When it became obvious that the council would not be replacing the footbridge any time soon, we approached North Wales Tourism for support. They promised to put some pressure on Gwynedd Council but weeks went past with no news.
By law, councils are required to evolve a specific policy for the maintenance of public rights of way. This must be updated and published every ten years. Gwynedd Council’s policy states that they will prioritise well-publicised routes.
After waiting for a few months for North Wales Tourism to work their magic, it became obvious that nothing was going to happen. We suspected that the principle issue was money and so offered to start a crowdfunding campaign to at least partly finance the bridge. We still couldn’t make any progress.
There was only one other thing we could do and that was go to the press.
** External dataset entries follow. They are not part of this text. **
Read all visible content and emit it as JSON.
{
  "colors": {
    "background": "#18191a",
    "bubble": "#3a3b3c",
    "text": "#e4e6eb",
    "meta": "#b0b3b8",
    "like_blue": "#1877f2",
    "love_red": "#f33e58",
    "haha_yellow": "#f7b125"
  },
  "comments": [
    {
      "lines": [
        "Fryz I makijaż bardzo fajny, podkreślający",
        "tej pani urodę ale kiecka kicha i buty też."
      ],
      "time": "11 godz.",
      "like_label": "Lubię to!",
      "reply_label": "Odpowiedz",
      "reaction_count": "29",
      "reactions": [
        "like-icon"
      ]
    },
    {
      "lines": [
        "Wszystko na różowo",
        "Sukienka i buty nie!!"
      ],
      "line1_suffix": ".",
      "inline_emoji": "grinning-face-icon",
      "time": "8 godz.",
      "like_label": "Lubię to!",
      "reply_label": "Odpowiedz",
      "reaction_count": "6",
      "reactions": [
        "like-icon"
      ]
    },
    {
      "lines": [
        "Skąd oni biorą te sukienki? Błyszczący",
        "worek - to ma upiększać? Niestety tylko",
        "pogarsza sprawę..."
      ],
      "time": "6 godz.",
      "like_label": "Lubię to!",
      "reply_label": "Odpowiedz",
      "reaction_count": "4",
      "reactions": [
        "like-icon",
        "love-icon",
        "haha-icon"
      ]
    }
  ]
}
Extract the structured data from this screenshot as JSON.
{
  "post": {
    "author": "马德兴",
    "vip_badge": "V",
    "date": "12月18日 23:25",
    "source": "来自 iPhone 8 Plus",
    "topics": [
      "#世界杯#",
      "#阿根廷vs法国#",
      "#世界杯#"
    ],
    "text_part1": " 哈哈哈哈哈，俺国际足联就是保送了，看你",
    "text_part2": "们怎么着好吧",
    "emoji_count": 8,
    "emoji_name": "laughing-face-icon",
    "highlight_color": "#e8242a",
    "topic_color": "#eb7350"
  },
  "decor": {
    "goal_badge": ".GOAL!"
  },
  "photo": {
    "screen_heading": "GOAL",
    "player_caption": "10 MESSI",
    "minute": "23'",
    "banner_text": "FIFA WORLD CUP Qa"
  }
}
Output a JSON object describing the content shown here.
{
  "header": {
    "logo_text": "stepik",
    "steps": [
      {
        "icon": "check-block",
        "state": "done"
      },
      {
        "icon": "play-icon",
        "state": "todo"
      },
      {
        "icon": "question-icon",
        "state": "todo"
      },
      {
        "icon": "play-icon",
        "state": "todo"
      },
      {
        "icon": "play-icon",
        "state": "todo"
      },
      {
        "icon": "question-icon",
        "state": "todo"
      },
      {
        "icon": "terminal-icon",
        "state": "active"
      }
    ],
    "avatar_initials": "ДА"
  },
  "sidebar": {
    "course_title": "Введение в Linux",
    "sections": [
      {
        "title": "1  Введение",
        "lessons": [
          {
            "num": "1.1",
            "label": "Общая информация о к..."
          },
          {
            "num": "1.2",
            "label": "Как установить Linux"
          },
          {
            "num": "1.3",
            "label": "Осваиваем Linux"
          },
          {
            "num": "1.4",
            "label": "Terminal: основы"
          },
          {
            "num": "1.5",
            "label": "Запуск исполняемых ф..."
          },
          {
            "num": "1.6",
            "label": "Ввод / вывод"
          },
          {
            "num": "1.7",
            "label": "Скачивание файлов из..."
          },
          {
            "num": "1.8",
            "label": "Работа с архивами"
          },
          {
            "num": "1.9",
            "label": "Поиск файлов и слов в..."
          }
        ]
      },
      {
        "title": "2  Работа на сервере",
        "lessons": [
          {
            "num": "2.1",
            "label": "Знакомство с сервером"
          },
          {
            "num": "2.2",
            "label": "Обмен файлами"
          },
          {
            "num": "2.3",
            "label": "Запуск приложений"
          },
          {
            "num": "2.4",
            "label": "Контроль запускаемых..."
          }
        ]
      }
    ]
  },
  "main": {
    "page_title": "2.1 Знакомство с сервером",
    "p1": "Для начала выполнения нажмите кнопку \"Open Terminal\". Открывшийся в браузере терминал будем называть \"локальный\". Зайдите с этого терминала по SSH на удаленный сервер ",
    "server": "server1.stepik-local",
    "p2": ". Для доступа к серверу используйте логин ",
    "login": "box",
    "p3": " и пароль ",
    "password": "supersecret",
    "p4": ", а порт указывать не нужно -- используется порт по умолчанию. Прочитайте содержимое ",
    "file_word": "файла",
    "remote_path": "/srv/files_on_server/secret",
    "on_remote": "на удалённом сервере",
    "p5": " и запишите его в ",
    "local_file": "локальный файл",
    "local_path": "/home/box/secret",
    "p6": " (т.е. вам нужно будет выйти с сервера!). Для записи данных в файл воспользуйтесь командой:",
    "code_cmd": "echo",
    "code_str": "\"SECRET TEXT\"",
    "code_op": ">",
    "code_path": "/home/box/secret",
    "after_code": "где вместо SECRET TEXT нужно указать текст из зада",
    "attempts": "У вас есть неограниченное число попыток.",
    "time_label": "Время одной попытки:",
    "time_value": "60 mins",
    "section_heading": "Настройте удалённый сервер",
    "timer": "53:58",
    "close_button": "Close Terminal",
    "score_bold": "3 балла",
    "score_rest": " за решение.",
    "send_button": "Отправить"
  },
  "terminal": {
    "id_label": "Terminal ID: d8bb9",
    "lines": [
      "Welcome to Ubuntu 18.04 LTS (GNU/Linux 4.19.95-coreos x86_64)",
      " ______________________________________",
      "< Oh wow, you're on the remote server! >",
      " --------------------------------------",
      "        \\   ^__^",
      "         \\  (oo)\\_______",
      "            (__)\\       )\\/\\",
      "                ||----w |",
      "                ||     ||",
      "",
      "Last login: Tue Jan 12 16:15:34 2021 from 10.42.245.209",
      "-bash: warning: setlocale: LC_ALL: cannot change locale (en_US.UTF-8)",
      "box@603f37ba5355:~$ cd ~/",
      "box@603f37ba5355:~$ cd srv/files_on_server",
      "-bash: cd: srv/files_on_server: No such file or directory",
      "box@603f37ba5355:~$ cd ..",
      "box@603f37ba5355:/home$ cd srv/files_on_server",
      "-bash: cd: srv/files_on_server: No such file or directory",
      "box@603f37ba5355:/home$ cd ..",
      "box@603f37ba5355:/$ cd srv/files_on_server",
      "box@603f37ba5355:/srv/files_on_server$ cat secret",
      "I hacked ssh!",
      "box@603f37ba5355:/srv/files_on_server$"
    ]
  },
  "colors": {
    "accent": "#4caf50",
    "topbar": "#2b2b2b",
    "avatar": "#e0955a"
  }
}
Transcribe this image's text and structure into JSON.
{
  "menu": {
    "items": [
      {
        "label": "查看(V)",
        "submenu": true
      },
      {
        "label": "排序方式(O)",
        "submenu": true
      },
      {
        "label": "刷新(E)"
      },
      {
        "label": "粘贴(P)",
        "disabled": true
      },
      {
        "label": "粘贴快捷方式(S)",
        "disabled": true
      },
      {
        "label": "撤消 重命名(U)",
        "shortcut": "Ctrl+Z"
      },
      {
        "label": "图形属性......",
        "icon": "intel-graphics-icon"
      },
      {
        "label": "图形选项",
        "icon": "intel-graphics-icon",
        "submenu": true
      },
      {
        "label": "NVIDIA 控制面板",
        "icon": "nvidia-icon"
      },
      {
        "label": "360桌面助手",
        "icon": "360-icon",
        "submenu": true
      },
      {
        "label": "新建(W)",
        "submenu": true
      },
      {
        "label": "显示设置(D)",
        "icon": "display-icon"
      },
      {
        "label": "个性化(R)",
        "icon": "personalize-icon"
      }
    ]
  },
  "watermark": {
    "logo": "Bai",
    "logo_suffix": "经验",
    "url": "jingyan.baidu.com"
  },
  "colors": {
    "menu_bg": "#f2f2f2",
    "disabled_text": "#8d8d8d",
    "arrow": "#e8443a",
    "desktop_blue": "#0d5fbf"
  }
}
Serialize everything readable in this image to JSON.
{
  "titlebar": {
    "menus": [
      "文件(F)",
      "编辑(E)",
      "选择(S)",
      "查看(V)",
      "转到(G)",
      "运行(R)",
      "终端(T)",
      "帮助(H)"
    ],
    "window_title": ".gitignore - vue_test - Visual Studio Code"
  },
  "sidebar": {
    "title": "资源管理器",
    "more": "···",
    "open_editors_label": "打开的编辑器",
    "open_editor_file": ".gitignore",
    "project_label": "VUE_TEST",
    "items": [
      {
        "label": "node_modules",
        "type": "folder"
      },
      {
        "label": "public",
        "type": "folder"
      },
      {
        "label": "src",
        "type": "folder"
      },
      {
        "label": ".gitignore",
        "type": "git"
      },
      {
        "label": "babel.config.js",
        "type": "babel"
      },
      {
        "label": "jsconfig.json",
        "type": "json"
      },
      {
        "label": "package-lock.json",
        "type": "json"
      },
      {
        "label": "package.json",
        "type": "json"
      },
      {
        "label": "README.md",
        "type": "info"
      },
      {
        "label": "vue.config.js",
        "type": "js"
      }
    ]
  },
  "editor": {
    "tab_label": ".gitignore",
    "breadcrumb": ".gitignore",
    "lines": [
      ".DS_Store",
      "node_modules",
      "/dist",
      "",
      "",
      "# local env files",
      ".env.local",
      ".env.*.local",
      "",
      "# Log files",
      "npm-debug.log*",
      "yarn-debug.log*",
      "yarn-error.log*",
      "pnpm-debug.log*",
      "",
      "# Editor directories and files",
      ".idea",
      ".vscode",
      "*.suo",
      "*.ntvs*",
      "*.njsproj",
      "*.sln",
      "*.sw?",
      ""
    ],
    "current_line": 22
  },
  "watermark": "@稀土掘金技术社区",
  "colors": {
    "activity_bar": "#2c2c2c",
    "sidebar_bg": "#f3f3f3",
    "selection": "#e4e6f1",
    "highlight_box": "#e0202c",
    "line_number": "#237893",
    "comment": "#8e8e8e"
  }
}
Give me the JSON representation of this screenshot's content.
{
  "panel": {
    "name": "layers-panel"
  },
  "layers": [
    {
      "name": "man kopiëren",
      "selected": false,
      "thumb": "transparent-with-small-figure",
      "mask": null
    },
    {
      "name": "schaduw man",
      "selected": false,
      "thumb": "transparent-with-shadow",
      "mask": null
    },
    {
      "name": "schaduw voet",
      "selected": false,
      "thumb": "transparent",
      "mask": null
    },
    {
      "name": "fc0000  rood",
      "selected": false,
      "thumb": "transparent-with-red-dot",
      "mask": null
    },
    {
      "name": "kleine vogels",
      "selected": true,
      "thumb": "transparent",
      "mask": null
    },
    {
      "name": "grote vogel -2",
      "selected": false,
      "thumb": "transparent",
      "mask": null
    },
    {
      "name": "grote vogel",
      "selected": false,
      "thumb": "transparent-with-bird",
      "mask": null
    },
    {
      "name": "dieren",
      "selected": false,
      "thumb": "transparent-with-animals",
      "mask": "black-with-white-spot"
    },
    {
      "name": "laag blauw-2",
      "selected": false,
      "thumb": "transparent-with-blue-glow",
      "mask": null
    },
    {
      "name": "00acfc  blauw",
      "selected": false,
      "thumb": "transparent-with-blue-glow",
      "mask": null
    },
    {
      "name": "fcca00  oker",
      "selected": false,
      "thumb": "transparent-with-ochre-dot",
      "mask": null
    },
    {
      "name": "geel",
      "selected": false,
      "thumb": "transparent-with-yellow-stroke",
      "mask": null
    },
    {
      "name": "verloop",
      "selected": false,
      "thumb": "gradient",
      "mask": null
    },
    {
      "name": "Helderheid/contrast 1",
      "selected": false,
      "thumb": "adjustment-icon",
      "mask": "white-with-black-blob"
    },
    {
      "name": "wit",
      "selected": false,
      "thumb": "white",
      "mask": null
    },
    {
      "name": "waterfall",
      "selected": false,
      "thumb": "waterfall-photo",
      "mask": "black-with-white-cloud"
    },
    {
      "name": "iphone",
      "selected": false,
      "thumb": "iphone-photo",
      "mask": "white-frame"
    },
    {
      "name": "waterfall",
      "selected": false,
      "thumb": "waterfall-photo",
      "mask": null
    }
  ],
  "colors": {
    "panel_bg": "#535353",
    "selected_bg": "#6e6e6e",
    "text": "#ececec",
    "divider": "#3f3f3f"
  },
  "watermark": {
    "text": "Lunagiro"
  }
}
Thankfully, the Daily Post was interested in the story and came to see us almost immediately. A few days later, they published an article online complete with photographs of me looking suitably annoyed and a video of me explaining the importance of the bridge. This piece was followed by the publication of an article in the newspaper.
I would like to point out that the Daily Post gave me approximately 30 seconds’ warning that they were going to video me so please excuse my scruffy appearance and poor performance on camera!
The day after the article was published, surveyors from the council arrived and began preparing for the new bridge! A couple of weeks later we were informed that the bridge would be installed 2nd – 11th October 2019. Wow!
As Natural Resources Wales had insisted that the construction of the bridge was completed by 11th October, we stupidly thought that it would be. We contacted the guests who had booked stays in the apartments during the period of construction to warn them that they might experience minimal disruption.
Unfortunately, the project took much longer than expected.
We should have seen that coming!
Six weeks after work started, we still didn’t have a bridge.